The demo also includes other AI calls and SAP integration, highlighting their new/upcoming features. Worth watching the replay of the demo when the sessions are released next week to see Bernd walk through it all (with a bit of help from Daniel).
Daniel took over to discuss the next generation of automation platform, which expands their orchestration environment through the addition of AI at a number of different points. This is exposed in the modeler as IDP, RPA and AI connectors and services.
Bastian described the AI offerings in more detail, starting with the BPMN Copilot, which can be used to create BPMN diagrams based on text descriptions. There have been natural language processing interfaces to BPMN model generation around for quite a while, both in research and as some released products, but this adds LLMs behind the text processing for better results — the more text that is provided, the less AI hallucination.

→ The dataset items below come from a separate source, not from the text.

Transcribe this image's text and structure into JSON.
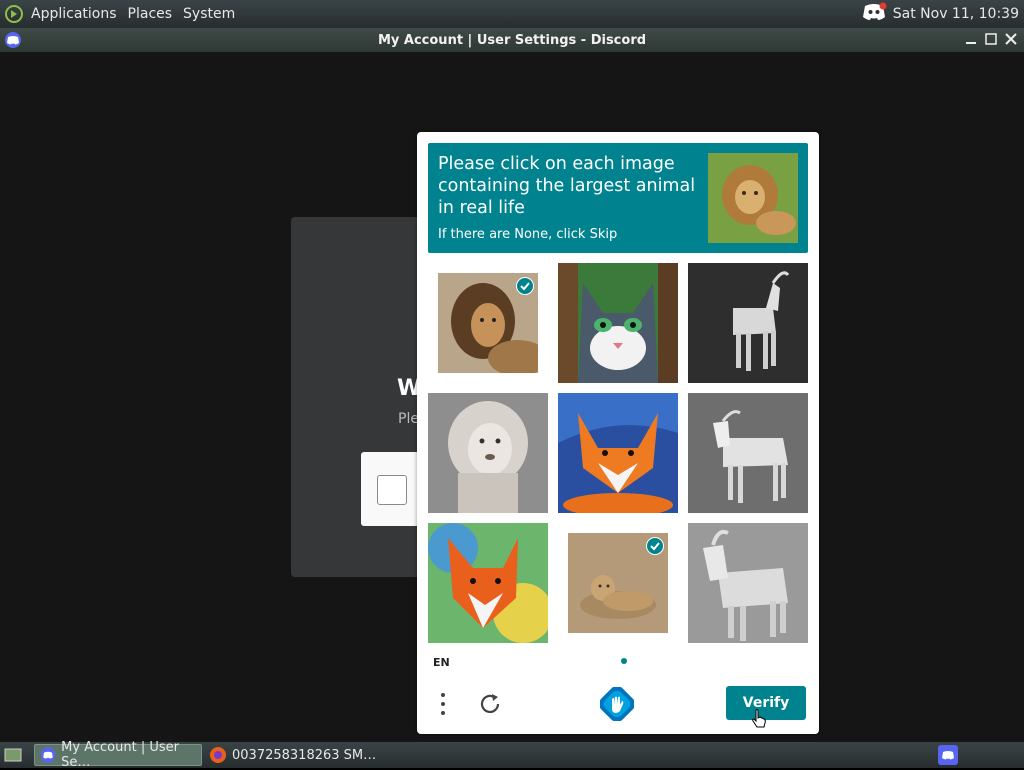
{
  "top_panel": {
    "menus": [
      "Applications",
      "Places",
      "System"
    ],
    "clock": "Sat Nov 11, 10:39"
  },
  "window": {
    "title": "My Account | User Settings - Discord"
  },
  "background_modal": {
    "heading": "W",
    "subtext": "Ple"
  },
  "captcha": {
    "prompt": "Please click on each image containing the largest animal in real life",
    "hint": "If there are None, click Skip",
    "language": "EN",
    "verify_label": "Verify",
    "tiles": [
      {
        "subject": "lion",
        "selected": true
      },
      {
        "subject": "cat-painting",
        "selected": false
      },
      {
        "subject": "goat-figure",
        "selected": false
      },
      {
        "subject": "white-lion",
        "selected": false
      },
      {
        "subject": "fox-painting",
        "selected": false
      },
      {
        "subject": "goat-figure",
        "selected": false
      },
      {
        "subject": "fox-painting",
        "selected": false
      },
      {
        "subject": "lioness",
        "selected": true
      },
      {
        "subject": "goat-figure",
        "selected": false
      }
    ],
    "accent_color": "#00838f"
  },
  "taskbar": {
    "tasks": [
      {
        "label": "My Account | User Se…",
        "active": true,
        "icon": "discord-icon"
      },
      {
        "label": "0037258318263 SM…",
        "active": false,
        "icon": "firefox-icon"
      }
    ]
  }
}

Output is not (necessarily) intended to be the final version, but a fairly advanced starting point for a human modeler to then continue modifying and completing. The LLM is using publicly available information to provide best practices for process models. The BPMN Copilot demos well but feels like a bit of a party trick. A cool party trick, but maybe not something that’s going to be mainstream for a while. Some of the underlying technology can definitely be used, however, for automated process optimization or at least optimization recommendations, by bringing process mining data and some natural language to bear.
Daniel referred to Forrester’s definitions of AI Agents (task automation) and Agentic AI systems (orchestration of multiple types of tasks including AI agents). AI agents may be descendants of RPA bots, where some level of AI is already in use, while Agentic AI is focused on autonomous systems that optimize themselves without human intervention.
We also saw a demo of a travel booking process that uses AI agents to organize, research and present options based on a general description of a desired trip booking. These agents are orchestrated into a process with some human touch points, where the AI options are shown as recommendations: calls to third-party AI/LLMs as part of an orchestrated process, demonstrating AI agents and agentic AI in the context of E2E business orchestration
There was another example of a claims process with an ad hoc subprocess, blending deterministic and ad hoc in the same process where AI can be used to decide which activities are executed in which order within the ad hoc subprocess. The ad hoc subprocess has been in BPMN for a long time, but usually used to represent case management with human decisions or standard decision management on which activity to perform next; now, an LLM acts as the Next Best Action selector.
Daniel finished up with release dates: all of the features discussed will be released in 8.7 or 8.8 within the 2025 calendar year.
As we kick off the second day with an informative keynote, I also want to give a shout out to the Camunda events team, who keep everything running smoothly when I’m sure there are mini disasters happening behind the scenes every minute. Kudos!